For the first time, cancer experts are lowing the age for your first colon screening, from 50 to 45 years of age.
That's because colon cancer is rising in younger people, but it's unclear why.
One of our well-known former colleagues, Sally-Ann Roberts, has a heart-felt, personal message about the new recommendation.
"He was the one who is the reason why I went into television news. He believed in me. He was a wonderful husband," Sally-Ann Roberts said of her late husband.
Sally-Ann met her husband Willie Craft in college. But after 25 years of marriage, she remembers the day he had a bad stomach ache. The diagnosis was not good.
"Dr. (Brobson) Lutz called me when I got off the air and said, 'You need to go to Baptist (Hospital) immediately. It's serious,'" she remembers.
It was stage 4 colon cancer that had spread to his liver. Willie was only 49 years old.
"We prayed for a miracle in this very room. We prayed for a miracle," Roberts recalled.
Seven months later he was gone. Willie is one of the many who could have been helped by lowering guidelines for a first colon screening from 50 years of age to 45. It's the new recommendation of the American Cancer Society after reviewing the data.

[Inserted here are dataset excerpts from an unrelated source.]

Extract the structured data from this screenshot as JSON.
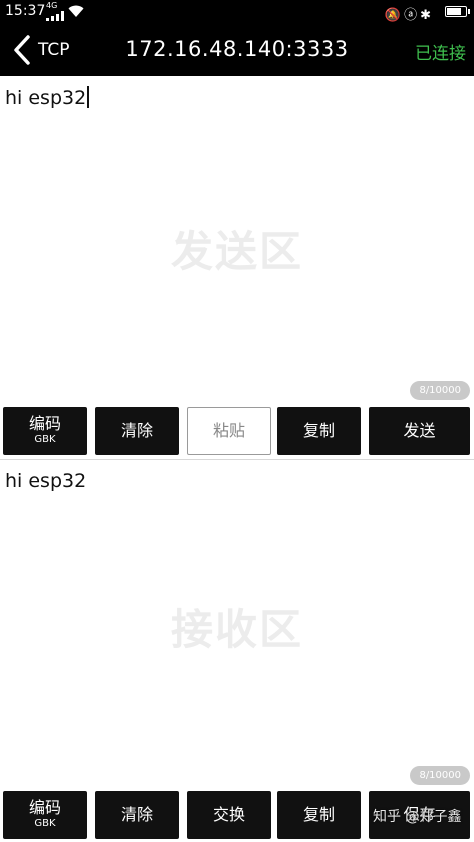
{
  "status_bar": {
    "time": "15:37",
    "network": "4G",
    "right_icons": "🔕ⓐ✱"
  },
  "nav": {
    "protocol": "TCP",
    "address": "172.16.48.140:3333",
    "connection_status": "已连接",
    "status_color": "#3fbf4e"
  },
  "send": {
    "text": "hi esp32",
    "watermark": "发送区",
    "counter": "8/10000",
    "buttons": {
      "encoding": "编码",
      "encoding_sub": "GBK",
      "clear": "清除",
      "paste": "粘贴",
      "copy": "复制",
      "send": "发送"
    }
  },
  "receive": {
    "text": "hi esp32",
    "watermark": "接收区",
    "counter": "8/10000",
    "buttons": {
      "encoding": "编码",
      "encoding_sub": "GBK",
      "clear": "清除",
      "swap": "交换",
      "copy": "复制",
      "save": "保存"
    }
  },
  "footer_watermark": "知乎 @郑子鑫"
}
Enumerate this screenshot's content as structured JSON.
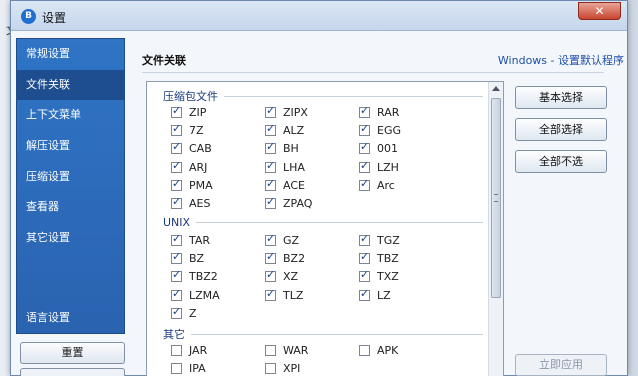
{
  "background_app": {
    "title_fragment": "D...",
    "menu_fragment": "文"
  },
  "window": {
    "title": "设置",
    "icon_letter": "B",
    "close_glyph": "✕"
  },
  "sidebar": {
    "items": [
      {
        "label": "常规设置",
        "active": false
      },
      {
        "label": "文件关联",
        "active": true
      },
      {
        "label": "上下文菜单",
        "active": false
      },
      {
        "label": "解压设置",
        "active": false
      },
      {
        "label": "压缩设置",
        "active": false
      },
      {
        "label": "查看器",
        "active": false
      },
      {
        "label": "其它设置",
        "active": false
      }
    ],
    "language_label": "语言设置",
    "reset_label": "重置"
  },
  "main": {
    "title": "文件关联",
    "windows_link": "Windows - 设置默认程序",
    "groups": [
      {
        "header": "压缩包文件",
        "items": [
          {
            "label": "ZIP",
            "checked": true
          },
          {
            "label": "ZIPX",
            "checked": true
          },
          {
            "label": "RAR",
            "checked": true
          },
          {
            "label": "7Z",
            "checked": true
          },
          {
            "label": "ALZ",
            "checked": true
          },
          {
            "label": "EGG",
            "checked": true
          },
          {
            "label": "CAB",
            "checked": true
          },
          {
            "label": "BH",
            "checked": true
          },
          {
            "label": "001",
            "checked": true
          },
          {
            "label": "ARJ",
            "checked": true
          },
          {
            "label": "LHA",
            "checked": true
          },
          {
            "label": "LZH",
            "checked": true
          },
          {
            "label": "PMA",
            "checked": true
          },
          {
            "label": "ACE",
            "checked": true
          },
          {
            "label": "Arc",
            "checked": true
          },
          {
            "label": "AES",
            "checked": true
          },
          {
            "label": "ZPAQ",
            "checked": true
          }
        ]
      },
      {
        "header": "UNIX",
        "items": [
          {
            "label": "TAR",
            "checked": true
          },
          {
            "label": "GZ",
            "checked": true
          },
          {
            "label": "TGZ",
            "checked": true
          },
          {
            "label": "BZ",
            "checked": true
          },
          {
            "label": "BZ2",
            "checked": true
          },
          {
            "label": "TBZ",
            "checked": true
          },
          {
            "label": "TBZ2",
            "checked": true
          },
          {
            "label": "XZ",
            "checked": true
          },
          {
            "label": "TXZ",
            "checked": true
          },
          {
            "label": "LZMA",
            "checked": true
          },
          {
            "label": "TLZ",
            "checked": true
          },
          {
            "label": "LZ",
            "checked": true
          },
          {
            "label": "Z",
            "checked": true
          }
        ]
      },
      {
        "header": "其它",
        "items": [
          {
            "label": "JAR",
            "checked": false
          },
          {
            "label": "WAR",
            "checked": false
          },
          {
            "label": "APK",
            "checked": false
          },
          {
            "label": "IPA",
            "checked": false
          },
          {
            "label": "XPI",
            "checked": false
          }
        ]
      }
    ],
    "buttons": {
      "basic_select": "基本选择",
      "select_all": "全部选择",
      "select_none": "全部不选",
      "apply_now": "立即应用"
    }
  },
  "colors": {
    "sidebar_bg": "#2f74c5",
    "sidebar_active": "#1e4e8f",
    "link": "#1d4fa8",
    "close_red": "#c8452f"
  }
}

"We have seen, I'm sorry to say, a dramatic increase in the incidence of colorectal cancer in young and middle age adults," explained Dr. Terry Fontham, a Cancer Epidemiologist and Founding Dean of the LSU School of Public Health. She is now a Professor Emeritus there.
Dr. Fontham co-chaired the national committee that reviewed the data and believes the new recommendation can save lives.
"If a polyp can be found and removed, you've taken care of the future tumor. It's gone," Dr. Fontham said.
"If Willie had gotten a colonoscopy just five years earlier, not waiting until the age of 50 to get his first colonoscopy, he would be alive today. I have no doubt," said Roberts.
But until a U. S. government panel says the same, insurance companies are not mandated to pay for the earlier screening.
"It is so important that people get their diagnosis early. And I say to the insurance companies out there, 'Just do it. Follow science, not mathematics,'" Roberts said stressing the deaths and not the bottom line profits.
Sally-Ann has been happily re-married now for 10 years.
Risk factors for colon cancer: Obesity, lack of exercise, poor diet, family history, smoking, personal history of polyps in your colon.